"It is a worst case scenario, but Neil Barofsky, the inspector general for the Troubled Asset Relief Program, has said the bailouts, bank rescues and other economic lifelines could end up costing the federal government as much as $23.7 Trillion. To put this number into perspective, it is nearly double the nation’s entire economic output for a year, more than the cost of all the wars the United States has ever fought combined and the most the federal government has spent on any single effort in American history. It is about $80,000 for every U.S. citizen.
Printing and borrowing $800 billion to hand over to the banks with no strings attached never seemed like a good idea. We wrote about it back in October of 2008 in this article.* And despite some 80% of Americans being against the bailouts, our elected officials decided to hand over taxpayer money to their banker buddies anyway. Many of the banks that got federal aid to support increased lending have instead used some of the money to make investments, repay debts or buy other banks. It is not clear whether the report will also disclose the banks’ use of the bailout money to pay executives fat bonuses which they used to buy gold toilets and prostitutes, and to lobby Congress to stop any meaningful reform.”
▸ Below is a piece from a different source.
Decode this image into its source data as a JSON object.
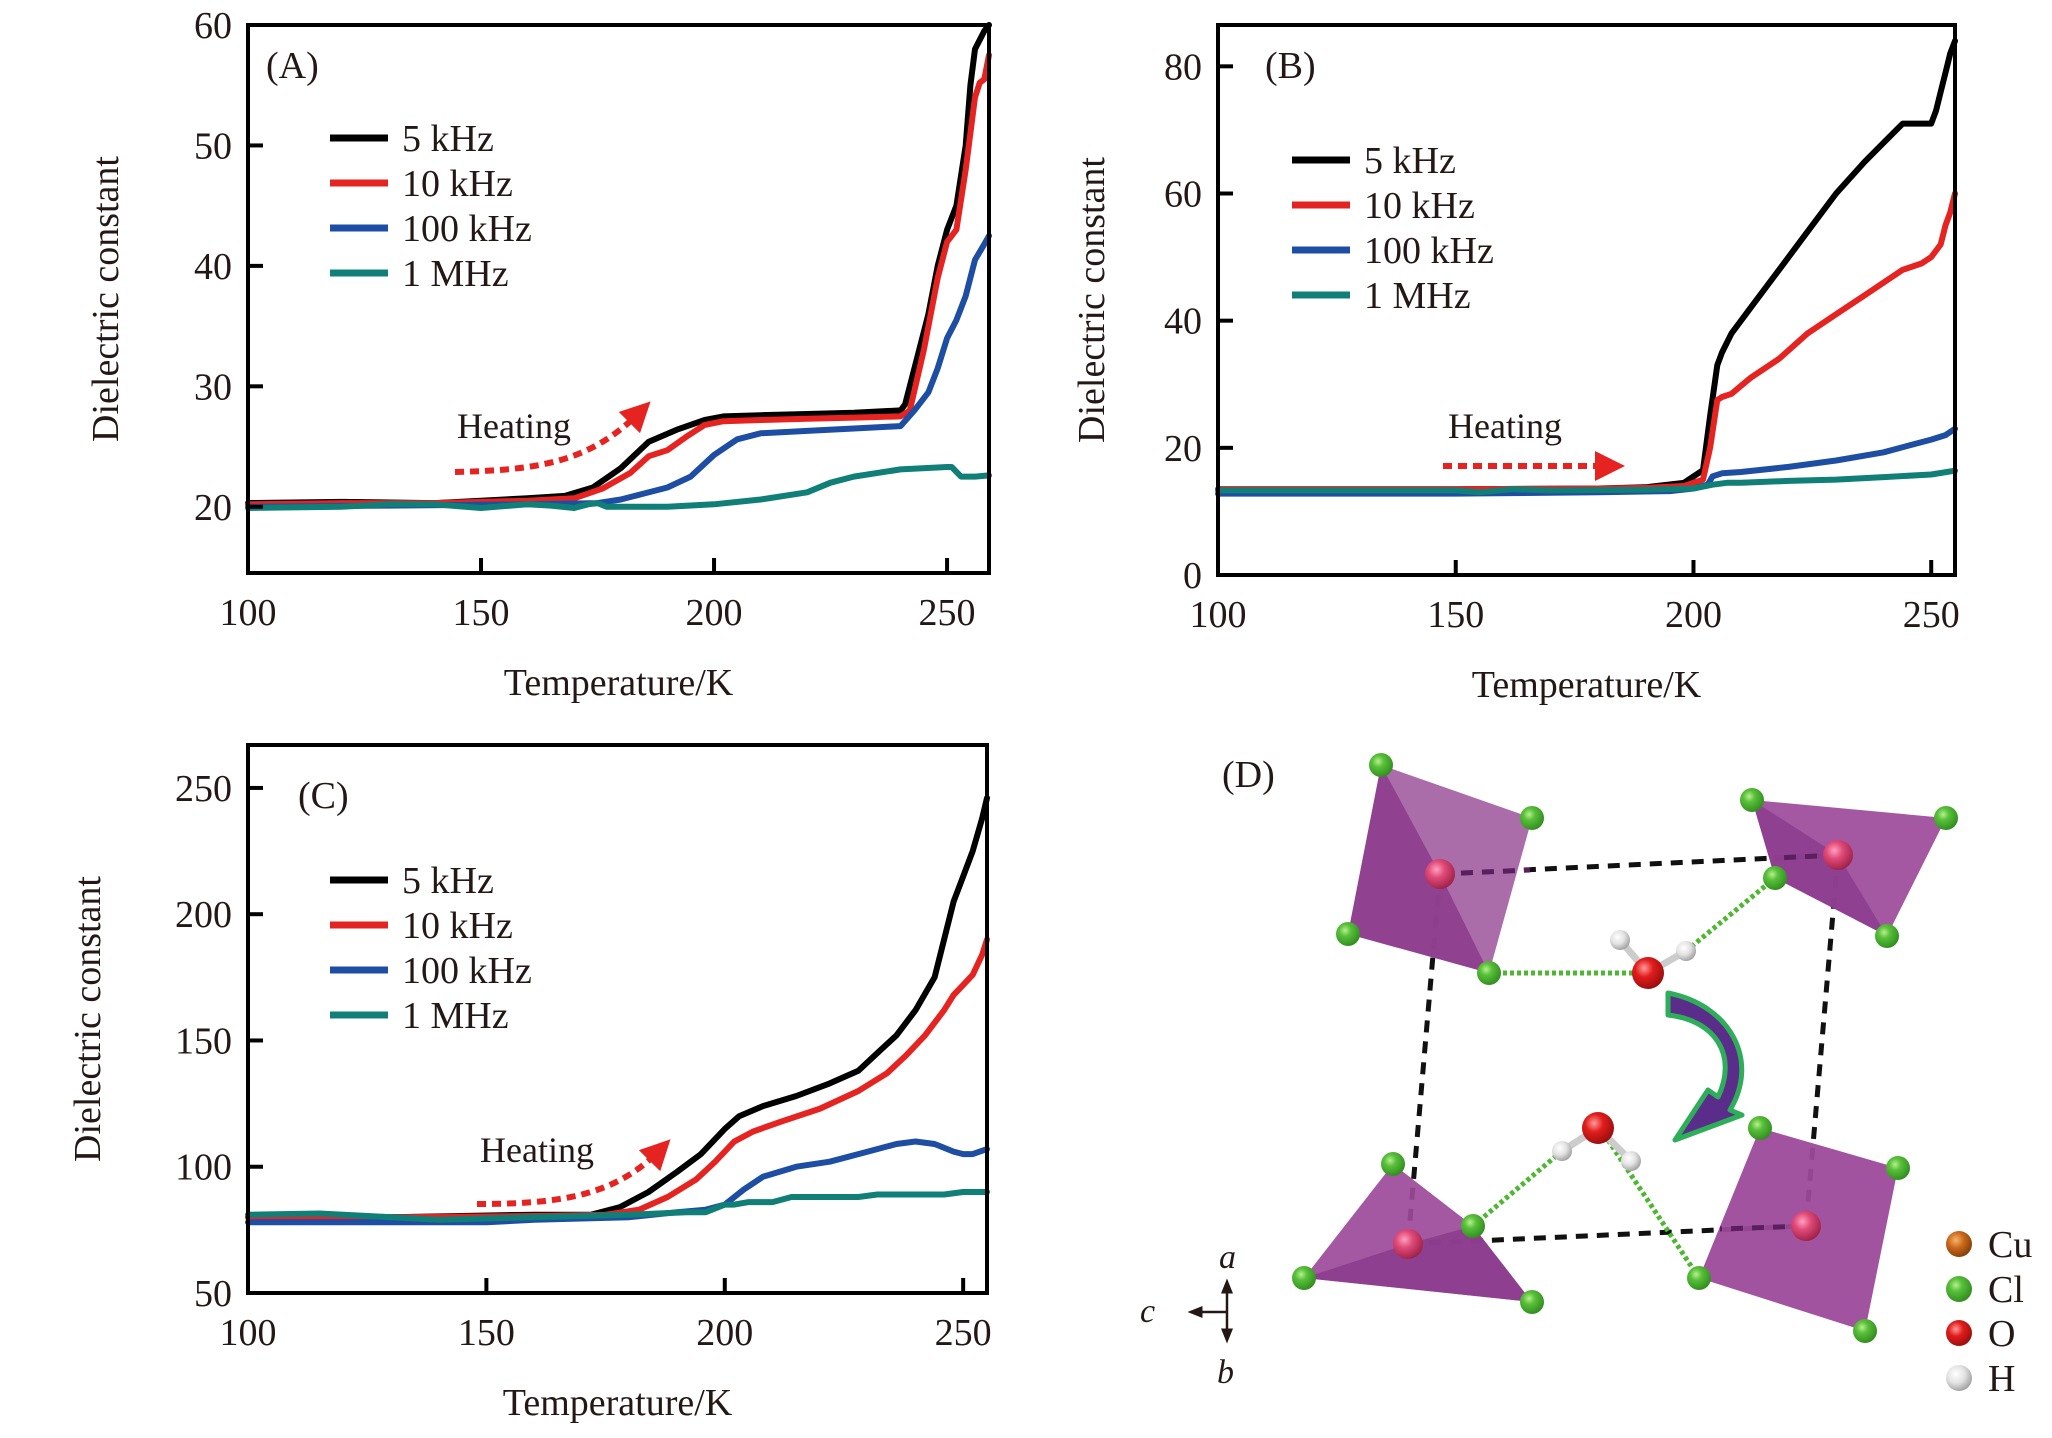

It is infuriating and does not bode well for the U.S. dollar or our economic future. There is a point on the horizon when foreign governments and banks are going to stop buying our debt and holding our dollars. First we had news that the 2009 deficit had already topped $1 Trillion for the first time in history. As if that wasn’t bad enough, the sticker shock from this latest estimate is really going to upset some of our Eastern trading partners.
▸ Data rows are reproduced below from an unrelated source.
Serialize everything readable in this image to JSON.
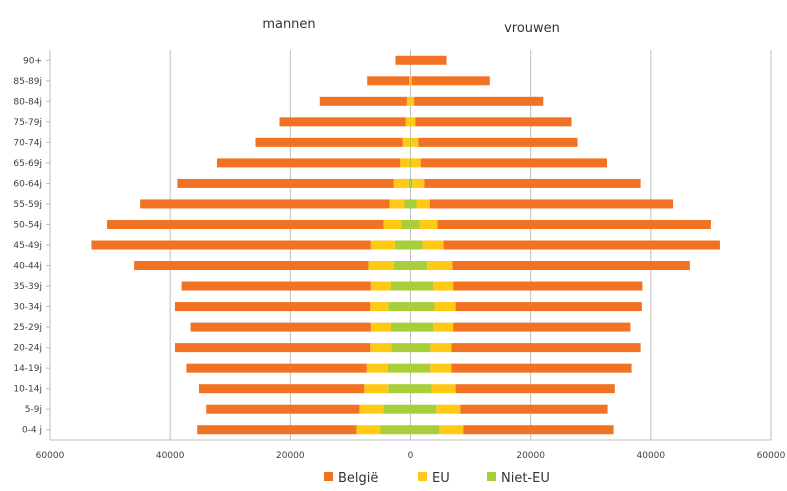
{
  "chart_data": {
    "type": "bar",
    "orientation": "horizontal",
    "layout": "population-pyramid",
    "side_labels": {
      "left": "mannen",
      "right": "vrouwen"
    },
    "categories": [
      "0-4 j",
      "5-9j",
      "10-14j",
      "14-19j",
      "20-24j",
      "25-29j",
      "30-34j",
      "35-39j",
      "40-44j",
      "45-49j",
      "50-54j",
      "55-59j",
      "60-64j",
      "65-69j",
      "70-74j",
      "75-79j",
      "80-84j",
      "85-89j",
      "90+"
    ],
    "xlim": [
      -60000,
      60000
    ],
    "x_tick_labels": [
      "60000",
      "40000",
      "20000",
      "0",
      "20000",
      "40000",
      "60000"
    ],
    "grid": true,
    "legend_position": "bottom",
    "series": [
      {
        "name": "België",
        "color": "#F07222",
        "men": [
          26500,
          25500,
          27500,
          30000,
          32500,
          30000,
          32500,
          31500,
          39000,
          46500,
          46000,
          41500,
          36000,
          30500,
          24500,
          21000,
          14500,
          7000,
          2500
        ],
        "women": [
          25000,
          24500,
          26500,
          30000,
          31500,
          29500,
          31000,
          31500,
          39500,
          46000,
          45500,
          40500,
          36000,
          31000,
          26500,
          26000,
          21500,
          13000,
          6000
        ]
      },
      {
        "name": "EU",
        "color": "#FFC914",
        "men": [
          4000,
          4000,
          4000,
          3500,
          3500,
          3300,
          3000,
          3300,
          4200,
          4000,
          3000,
          2500,
          2500,
          1500,
          1200,
          800,
          600,
          200,
          0
        ],
        "women": [
          4000,
          4000,
          4000,
          3500,
          3500,
          3300,
          3500,
          3300,
          4200,
          3500,
          3000,
          2200,
          2000,
          1500,
          1200,
          800,
          600,
          200,
          0
        ]
      },
      {
        "name": "Niet-EU",
        "color": "#A8CF39",
        "men": [
          5000,
          4500,
          3700,
          3800,
          3200,
          3300,
          3700,
          3300,
          2800,
          2600,
          1500,
          1000,
          300,
          200,
          100,
          0,
          0,
          0,
          0
        ],
        "women": [
          4800,
          4300,
          3500,
          3300,
          3300,
          3800,
          4000,
          3800,
          2800,
          2000,
          1500,
          1000,
          300,
          200,
          100,
          0,
          0,
          0,
          0
        ]
      }
    ]
  }
}
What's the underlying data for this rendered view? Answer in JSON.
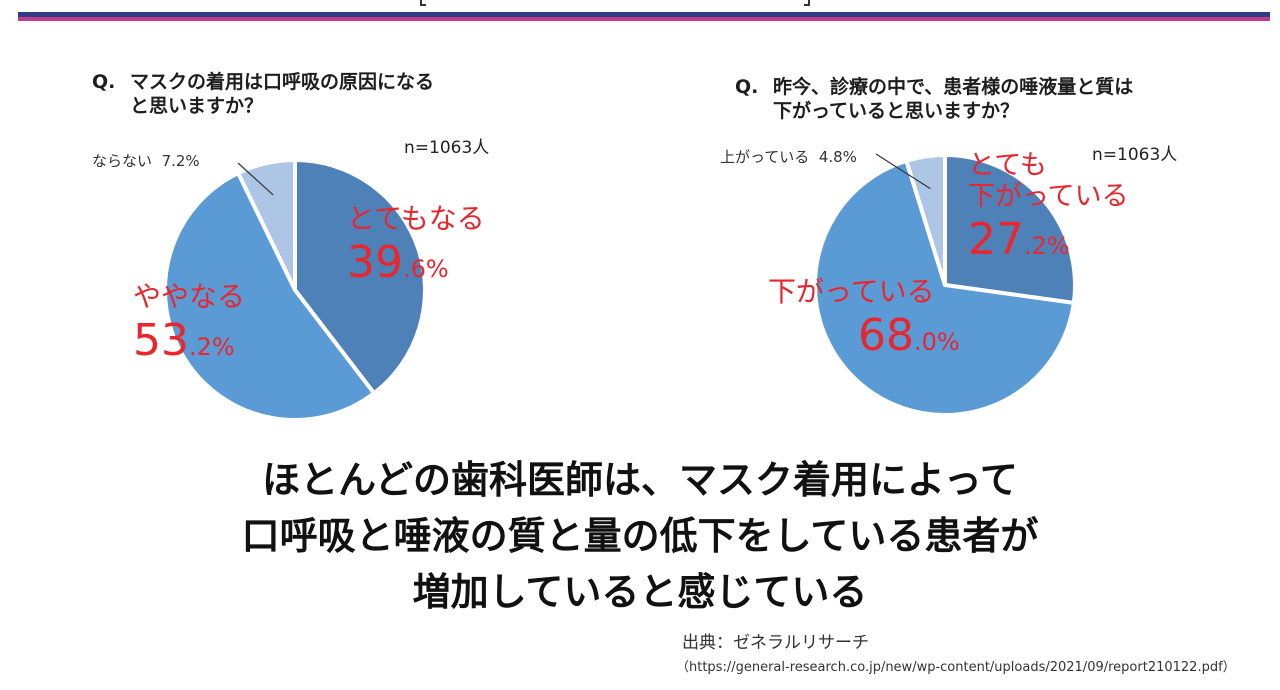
{
  "header": {
    "fragment": "「 ｜ 」"
  },
  "conclusion": {
    "line1": "ほとんどの歯科医師は、マスク着用によって",
    "line2": "口呼吸と唾液の質と量の低下をしている患者が",
    "line3": "増加していると感じている"
  },
  "source": {
    "label": "出典：ゼネラルリサーチ",
    "url": "（https://general-research.co.jp/new/wp-content/uploads/2021/09/report210122.pdf）"
  },
  "chart_data": [
    {
      "type": "pie",
      "title_prefix": "Q.",
      "title_line1": "マスクの着用は口呼吸の原因になる",
      "title_line2": "と思いますか？",
      "sample_size": "n=1063人",
      "slices": [
        {
          "label": "とてもなる",
          "value": 39.6,
          "pct_int": "39",
          "pct_dec": ".6%",
          "color": "#4f81b9"
        },
        {
          "label": "ややなる",
          "value": 53.2,
          "pct_int": "53",
          "pct_dec": ".2%",
          "color": "#5b9bd5"
        },
        {
          "label": "ならない",
          "value": 7.2,
          "pct_text": "7.2%",
          "color": "#aec6e6"
        }
      ]
    },
    {
      "type": "pie",
      "title_prefix": "Q.",
      "title_line1": "昨今、診療の中で、患者様の唾液量と質は",
      "title_line2": "下がっていると思いますか？",
      "sample_size": "n=1063人",
      "slices": [
        {
          "label_line1": "とても",
          "label_line2": "下がっている",
          "value": 27.2,
          "pct_int": "27",
          "pct_dec": ".2%",
          "color": "#4f81b9"
        },
        {
          "label": "下がっている",
          "value": 68.0,
          "pct_int": "68",
          "pct_dec": ".0%",
          "color": "#5b9bd5"
        },
        {
          "label": "上がっている",
          "value": 4.8,
          "pct_text": "4.8%",
          "color": "#aec6e6"
        }
      ]
    }
  ]
}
A figure like $24 Trillion just might be the breaking point for an already furious Chinese administration that has thus far been willing to support the dollar and our government’s spending binge for fear of losing American consumer demand. The tipping point comes when it is no longer worthwhile for China, Japan and others to continue financing America and propping up our sick economy. While I used to believe that point was still a few years away, it now seems to be rushing upon us full throttle. When the dollar collapse begins, I expect the drop to be fast and furious. Savvy people will want to be positioned well before the bottom falls out."